There are many people in the world who confuse love with helping people. Not that the two can’t go hand-in-hand. They do, and they should. But at what point does the ‘helping’ people turn into being used? There is a very fine line between being loving and becoming an enabler. So if you find yourself feeling like other people are just sucking the life out of you without giving anything in return, take a moment to look at your actions.
For example, I know a family who is going through a difficult time. Their adult child has gotten into trouble with the law and is currently in jail. And now the adult child is expecting her parents to not only bail her out of jail, but also to pay for a good lawyer so she doesn’t have to spend 3-15 years in prison. And they probably will. Meanwhile, I’m sitting here on the outside thinking, “This is how she got there. No one has ever told her ‘no’ – she has never had any consequences to her actions. She has a sense of entitlement and didn’t appreciate anything they did for her.” I know that may sound harsh, but I know the family well enough to be pretty confident that I’m right. And now the poor family is facing selling their house and/or downsizing just to afford her impending legal fees.
So that got me thinking about: (1) Personal responsibility and (2) Being used.
This story as an extreme example of these two very common problems. If other people don’t take personal responsibility and expect you to take up their slack, then in my opinion, you are being used. Sure, it’s nice for us to help people out and do things we don’t have to do just because we are being helpful and loving. That’s beautiful.
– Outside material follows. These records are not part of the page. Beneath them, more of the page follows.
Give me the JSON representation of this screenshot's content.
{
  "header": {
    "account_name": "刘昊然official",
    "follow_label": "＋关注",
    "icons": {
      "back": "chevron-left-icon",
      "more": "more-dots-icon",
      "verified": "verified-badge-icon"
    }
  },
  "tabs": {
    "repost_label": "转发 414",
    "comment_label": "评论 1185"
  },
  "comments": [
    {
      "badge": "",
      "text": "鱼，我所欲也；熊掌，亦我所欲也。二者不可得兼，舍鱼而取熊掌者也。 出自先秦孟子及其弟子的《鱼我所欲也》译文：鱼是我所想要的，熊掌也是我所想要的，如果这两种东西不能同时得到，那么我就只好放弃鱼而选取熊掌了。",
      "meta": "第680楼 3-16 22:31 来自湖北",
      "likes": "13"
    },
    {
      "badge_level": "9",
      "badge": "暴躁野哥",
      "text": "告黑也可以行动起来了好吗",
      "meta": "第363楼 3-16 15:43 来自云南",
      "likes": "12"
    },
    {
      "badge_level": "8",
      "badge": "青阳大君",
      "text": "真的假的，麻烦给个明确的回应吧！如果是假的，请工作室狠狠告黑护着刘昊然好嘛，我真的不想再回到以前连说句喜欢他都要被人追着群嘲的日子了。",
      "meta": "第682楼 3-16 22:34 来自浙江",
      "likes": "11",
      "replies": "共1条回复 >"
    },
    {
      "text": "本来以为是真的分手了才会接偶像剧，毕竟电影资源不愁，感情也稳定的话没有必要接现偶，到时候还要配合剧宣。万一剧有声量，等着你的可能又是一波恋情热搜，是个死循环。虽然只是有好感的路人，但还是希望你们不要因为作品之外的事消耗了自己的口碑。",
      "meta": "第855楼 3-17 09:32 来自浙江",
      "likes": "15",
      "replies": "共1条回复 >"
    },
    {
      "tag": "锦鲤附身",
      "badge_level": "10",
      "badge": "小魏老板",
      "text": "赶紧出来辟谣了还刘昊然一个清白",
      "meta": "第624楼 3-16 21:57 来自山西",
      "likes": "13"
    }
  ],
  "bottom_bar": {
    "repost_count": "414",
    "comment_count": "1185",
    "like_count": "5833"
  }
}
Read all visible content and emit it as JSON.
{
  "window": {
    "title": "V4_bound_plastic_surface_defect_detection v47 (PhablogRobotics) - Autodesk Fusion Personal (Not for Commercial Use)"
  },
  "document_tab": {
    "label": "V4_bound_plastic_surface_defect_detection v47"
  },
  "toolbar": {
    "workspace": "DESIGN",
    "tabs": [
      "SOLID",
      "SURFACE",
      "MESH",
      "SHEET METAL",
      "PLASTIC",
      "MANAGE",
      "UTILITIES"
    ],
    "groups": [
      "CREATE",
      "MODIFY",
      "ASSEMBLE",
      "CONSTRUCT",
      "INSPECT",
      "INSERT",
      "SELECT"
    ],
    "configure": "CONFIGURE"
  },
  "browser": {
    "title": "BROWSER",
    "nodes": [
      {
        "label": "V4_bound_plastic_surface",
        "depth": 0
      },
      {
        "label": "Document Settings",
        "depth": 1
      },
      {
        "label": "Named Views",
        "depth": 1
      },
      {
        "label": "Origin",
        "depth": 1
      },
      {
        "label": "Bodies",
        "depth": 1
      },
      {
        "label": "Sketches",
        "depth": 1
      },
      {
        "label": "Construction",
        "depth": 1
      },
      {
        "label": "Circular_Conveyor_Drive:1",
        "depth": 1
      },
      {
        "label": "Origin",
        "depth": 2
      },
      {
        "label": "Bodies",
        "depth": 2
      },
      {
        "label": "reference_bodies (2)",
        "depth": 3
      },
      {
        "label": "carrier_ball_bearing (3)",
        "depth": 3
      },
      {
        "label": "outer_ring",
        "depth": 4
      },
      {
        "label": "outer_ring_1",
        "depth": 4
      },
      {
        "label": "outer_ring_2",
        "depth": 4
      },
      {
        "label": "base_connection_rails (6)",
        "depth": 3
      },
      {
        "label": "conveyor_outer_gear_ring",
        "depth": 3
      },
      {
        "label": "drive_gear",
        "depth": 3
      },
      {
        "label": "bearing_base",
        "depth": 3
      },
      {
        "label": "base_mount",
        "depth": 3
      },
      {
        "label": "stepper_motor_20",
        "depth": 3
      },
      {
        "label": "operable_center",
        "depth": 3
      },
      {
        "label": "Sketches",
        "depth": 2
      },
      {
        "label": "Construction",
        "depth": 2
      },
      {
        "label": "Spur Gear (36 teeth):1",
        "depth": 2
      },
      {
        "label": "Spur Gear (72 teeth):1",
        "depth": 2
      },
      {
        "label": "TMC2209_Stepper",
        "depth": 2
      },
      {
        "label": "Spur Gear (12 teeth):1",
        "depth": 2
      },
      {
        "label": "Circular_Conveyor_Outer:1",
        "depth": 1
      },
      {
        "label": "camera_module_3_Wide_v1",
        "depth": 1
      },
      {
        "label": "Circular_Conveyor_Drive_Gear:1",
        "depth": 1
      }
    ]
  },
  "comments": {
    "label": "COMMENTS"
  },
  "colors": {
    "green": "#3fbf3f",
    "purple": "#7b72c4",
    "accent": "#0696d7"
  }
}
But when it be comes a habit, a pattern, and an expectation from the other person, then I think that turns into being used.
So if you suddenly discover that you are getting used, what can you do to stop it? Well, it’s actually pretty simple. Here are 5 things you can do:
1. Say NO.
I know you’re thinking, “Duh. Thanks for that secret, unknown piece of information.” Yes, it’s obvious. But is it easily done by a lot of people? NO!!! Put yourself first. You don’t have to say yes to everything. Only say yes if it feels right and good.
2. Tell them why you are saying “no.”
Usually, when you explain things, people will have a better chance of understanding and agreeing with you. Even if they don’t agree with you, at least they know that you have your reasons and you’re not just saying no to be mean.
3. Be nice but firm in telling them no.
You don’t have to go off on a rampage and tell them what a selfish loser they are. You can tell them that you hope they get what they need, but you are not the person who will provide it for them. Wish them luck! (with sincerity … not in a nasty way).
4. Stick with your ‘no’ – don’t change your mind.
Don’t ever, ever, ever go back on your ‘no!’ If you do, they won’t ever believe you again when you say no. Say it and mean it!! This is one of the most difficult parts for most people. But you can do it!!
5. Tell them that you will have a better relationship because you say no. You will not resent them anymore.
They may not know that you have had resentment building up inside of you because of their actions. So tell them!! And let them know that this is a blessing in disguise. From now on, you will be able to let go of the resentment and have a much happier, honest relationship with them because you have drawn your boundaries.
If you don’t take these actions to stop getting used, then you have no one to blame but yourself. As the saying goes, “Fool me once, shame on you. Fool me twice, shame on me!”
The real message here is to love yourself enough to say “I refuse to let you use me one more second!!” Keep in mind that you will be doing them a spiritual favor by teaching them that they need to give and not just take.
Drawing the line and standing your ground is not selfish. It is called self-love. In fact, it’s the tough-love that everyone needs in the long run.